Business Startup Tools 7 min read Updated 29 April 2026

UK Business Names and Trademarks: A Founder's Guide

Choosing a business name is the most public decision a founder makes, and one of the most under-researched. A name that clears Companies House but infringes a registered trademark can force a costly rebrand within 12 months — losing every customer, link and search ranking the original name accumulated. This guide covers the four checks every founder should do before printing a single business card.

Companies House rules

Your registered company name must be unique on the Companies House register, must include 'Limited' or 'Ltd' (for private limited companies), and cannot include 'sensitive' words such as 'Royal', 'British', 'Bank', 'University' without specific permission. The full sensitive word list is published on gov.uk.

'Same as' rules treat very similar names as duplicates — 'Apex Trading Ltd' and 'Apex-Trading Ltd' would clash. Companies House also blocks 'too like' names where confusion is likely. Search the register before paying the £50 incorporation fee.

Trademark searches: the most-skipped step

Companies House clearance does not protect you from trademark infringement. Trademarks are registered through the IPO (Intellectual Property Office) by class of goods and services. A clothing brand and a software company can share a name only if their classes do not overlap.

Search the IPO trademark register and the EU TMview database for your proposed name across the classes you'll trade in. UK class 35 covers retail and business services; 41 education and entertainment; 42 software and technical services; 9 covers most software products. A 30-minute search now beats a £20,000 rebrand later.

Registering your trademark

UK trademark registration costs £170 for one class plus £50 per additional class via the IPO online service. The application takes 4 to 6 months if uncontested. Once granted, the trademark lasts 10 years and is renewable indefinitely — and gives you the right to stop others using the same or confusingly similar names within your classes.

Most small businesses register two or three classes covering current and likely-near-future activities. EU and international protection require separate filings (EUIPO for the EU, WIPO Madrid Protocol for global). Most UK startups protect UK first and add international coverage when expanding.

Domains and social handles

An exact-match .co.uk and .com pair is increasingly rare. Hyphenated, alternative TLDs (.io, .ai, .uk) and short brandable names have become acceptable. What matters is consistency — same handle across your domain, X, Instagram, LinkedIn and any platform your customers use.

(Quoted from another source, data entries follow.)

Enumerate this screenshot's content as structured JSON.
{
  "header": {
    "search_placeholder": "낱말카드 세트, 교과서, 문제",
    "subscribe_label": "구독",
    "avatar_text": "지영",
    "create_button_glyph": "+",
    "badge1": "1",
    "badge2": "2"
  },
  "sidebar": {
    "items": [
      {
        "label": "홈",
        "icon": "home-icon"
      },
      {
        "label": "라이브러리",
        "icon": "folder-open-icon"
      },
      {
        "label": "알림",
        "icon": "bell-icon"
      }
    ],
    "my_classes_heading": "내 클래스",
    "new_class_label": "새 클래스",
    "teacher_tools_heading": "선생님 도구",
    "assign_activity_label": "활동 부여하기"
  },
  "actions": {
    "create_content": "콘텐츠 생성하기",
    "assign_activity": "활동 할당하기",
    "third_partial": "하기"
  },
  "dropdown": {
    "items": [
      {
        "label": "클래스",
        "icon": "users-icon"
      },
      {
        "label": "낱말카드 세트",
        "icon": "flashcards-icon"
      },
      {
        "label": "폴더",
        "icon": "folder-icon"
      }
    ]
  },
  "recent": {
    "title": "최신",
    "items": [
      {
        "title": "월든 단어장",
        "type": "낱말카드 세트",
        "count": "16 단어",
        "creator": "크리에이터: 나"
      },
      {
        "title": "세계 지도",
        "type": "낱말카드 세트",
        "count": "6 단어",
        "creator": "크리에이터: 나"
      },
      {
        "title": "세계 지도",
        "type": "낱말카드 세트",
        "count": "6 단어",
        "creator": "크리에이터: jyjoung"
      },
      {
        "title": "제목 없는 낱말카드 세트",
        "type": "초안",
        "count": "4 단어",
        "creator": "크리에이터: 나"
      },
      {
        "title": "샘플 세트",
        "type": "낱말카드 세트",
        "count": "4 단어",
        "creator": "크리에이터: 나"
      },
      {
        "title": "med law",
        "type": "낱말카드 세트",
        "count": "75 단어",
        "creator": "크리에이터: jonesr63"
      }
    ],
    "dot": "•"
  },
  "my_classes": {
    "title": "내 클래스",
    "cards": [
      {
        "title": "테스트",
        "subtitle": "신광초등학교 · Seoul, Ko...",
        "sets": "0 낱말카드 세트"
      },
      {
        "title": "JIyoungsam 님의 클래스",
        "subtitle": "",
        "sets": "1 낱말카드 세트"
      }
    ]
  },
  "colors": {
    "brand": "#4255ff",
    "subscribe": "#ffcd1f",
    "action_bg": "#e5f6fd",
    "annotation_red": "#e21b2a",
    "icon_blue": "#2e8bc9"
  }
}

Buy variants and obvious typos to prevent squatters. Set up email forwarding from misspellings to your real address. Brand monitoring tools (BrandMentions, Mention, free Google Alerts) catch unauthorised use early when it's still easy to handle.

Practical naming guidance

Short, memorable, easy to spell and easy to say on a phone call beats clever or descriptive in almost every case. Generic descriptive names are hard to trademark, hard to rank in search and easy to confuse with competitors. Made-up words (Kodak, Spotify, Google) start unknown but build distinctive brand equity.

Avoid current trends that age fast (replacing letters with numbers, dropping vowels). Test the name on people unfamiliar with your industry — if they cannot spell it after hearing it, you'll lose customers to typos forever. Run a Companies House check, IPO trademark search, domain check and Google search before committing.

Frequently asked questions

Do I need a trademark if I have a registered company?

Yes — they're entirely separate. Companies House protects you from another company sharing your exact registered name. Trademarks protect the brand itself across goods and services.

Can I trade under a different name from my registered company?

Yes — that's a 'trading as' name. You must include the registered company name and number on invoices, websites and signage.

What if someone else trademarks my name first?

If you can prove prior use in trade in the same class, you may have grounds to oppose. But trademark registration is a powerful first-mover advantage — file early.